You have an idea, formulate a hypothesis and write a grant proposal. Because you have to sell yourself (the timid don’t get funding) you make great predictions. Pharma latches onto it because it sounds promising (“Wow, if that is true, then we get this!”—with a very small ‘if’). The first results are not discouraging and soon get spun into something encouraging. You continue to build the castle in the air: stronger compounds now get roped in for development until the whole thing blows up leaving everybody with egg on their face. Why? Because the right question was never asked. People mistake hypotheses for textbook truths and with pressure from shareholders or short-term grants, further indications are not followed up. Nobody knows what really causes depression. No one, not even a Nobel Prize winner. Nobody has asked the right question and so people have tried to cure a disease which they don’t understand. As someone once said: It is like taking antacids for stomach cancers. Or aspirin for the flu. Only more damaging for some.

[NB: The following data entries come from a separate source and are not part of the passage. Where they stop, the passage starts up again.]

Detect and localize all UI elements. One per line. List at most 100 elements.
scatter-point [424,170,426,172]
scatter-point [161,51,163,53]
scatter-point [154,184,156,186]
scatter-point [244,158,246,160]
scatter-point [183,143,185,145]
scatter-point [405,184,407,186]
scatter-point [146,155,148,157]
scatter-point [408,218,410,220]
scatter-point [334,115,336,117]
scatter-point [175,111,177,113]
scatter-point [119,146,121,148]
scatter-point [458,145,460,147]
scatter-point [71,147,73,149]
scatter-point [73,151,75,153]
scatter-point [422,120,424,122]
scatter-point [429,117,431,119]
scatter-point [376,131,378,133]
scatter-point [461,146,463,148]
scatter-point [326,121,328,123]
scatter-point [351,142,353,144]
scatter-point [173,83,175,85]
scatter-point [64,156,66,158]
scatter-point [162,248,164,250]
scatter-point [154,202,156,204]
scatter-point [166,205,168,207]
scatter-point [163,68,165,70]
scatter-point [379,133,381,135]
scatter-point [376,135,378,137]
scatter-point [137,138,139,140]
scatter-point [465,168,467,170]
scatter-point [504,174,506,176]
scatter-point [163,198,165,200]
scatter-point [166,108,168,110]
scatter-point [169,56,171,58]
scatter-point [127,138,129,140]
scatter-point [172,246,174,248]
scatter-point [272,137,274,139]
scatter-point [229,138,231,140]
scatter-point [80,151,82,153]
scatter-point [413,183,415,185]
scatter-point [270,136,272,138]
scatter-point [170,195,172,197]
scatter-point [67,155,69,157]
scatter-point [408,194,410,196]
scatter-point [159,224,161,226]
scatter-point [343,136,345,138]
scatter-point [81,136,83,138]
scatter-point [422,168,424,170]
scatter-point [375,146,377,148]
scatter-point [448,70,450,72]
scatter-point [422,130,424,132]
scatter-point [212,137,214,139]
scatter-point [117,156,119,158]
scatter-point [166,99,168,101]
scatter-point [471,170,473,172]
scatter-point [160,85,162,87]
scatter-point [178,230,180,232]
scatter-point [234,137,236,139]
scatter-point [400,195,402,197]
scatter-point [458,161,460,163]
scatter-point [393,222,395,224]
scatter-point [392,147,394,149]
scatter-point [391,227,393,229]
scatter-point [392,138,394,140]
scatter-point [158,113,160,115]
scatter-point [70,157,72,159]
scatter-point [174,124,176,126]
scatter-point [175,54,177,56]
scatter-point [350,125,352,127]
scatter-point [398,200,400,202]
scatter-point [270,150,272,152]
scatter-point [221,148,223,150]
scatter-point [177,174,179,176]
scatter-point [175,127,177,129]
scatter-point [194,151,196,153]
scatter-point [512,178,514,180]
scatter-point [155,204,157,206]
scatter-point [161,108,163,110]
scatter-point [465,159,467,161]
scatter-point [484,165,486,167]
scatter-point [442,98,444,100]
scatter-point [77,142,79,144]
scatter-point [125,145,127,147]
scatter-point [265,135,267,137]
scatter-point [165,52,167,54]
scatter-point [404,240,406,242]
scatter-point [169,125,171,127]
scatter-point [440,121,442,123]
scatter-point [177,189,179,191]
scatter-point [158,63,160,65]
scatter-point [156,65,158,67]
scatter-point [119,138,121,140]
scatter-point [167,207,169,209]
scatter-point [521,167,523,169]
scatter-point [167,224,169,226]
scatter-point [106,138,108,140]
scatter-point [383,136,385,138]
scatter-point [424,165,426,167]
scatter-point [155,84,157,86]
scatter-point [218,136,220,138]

Science is about the art of asking the right questions—or should be.

Dangerous game? Sure thing, R&D is a high-risk business. Most of their stuff doesn’t work out, so the little that does has to prop up the entire industry megalith.

And the regulators? It takes high-level experts to understand this stuff. The majority of these will have some industry involvement. They get to review selected reports, not the raw data. The only way around this is to demand openness at source which some journals now start to do: future studies have to be registered with the journal to which they will be submitted for review and all data will have to be made available on line (that is revolutionary and it will make everybody’s lives easier, including that of the researchers shredding their nails during these studies—no more secrets!)

I have a phone appointment with my lawyer in 15 minutes. It made me reflect on my career and the games we all played, in another life. The Nervous Breakdown Manual has been taken offline (censorship?) I’m cross-posting this here because I need to get this off my chest.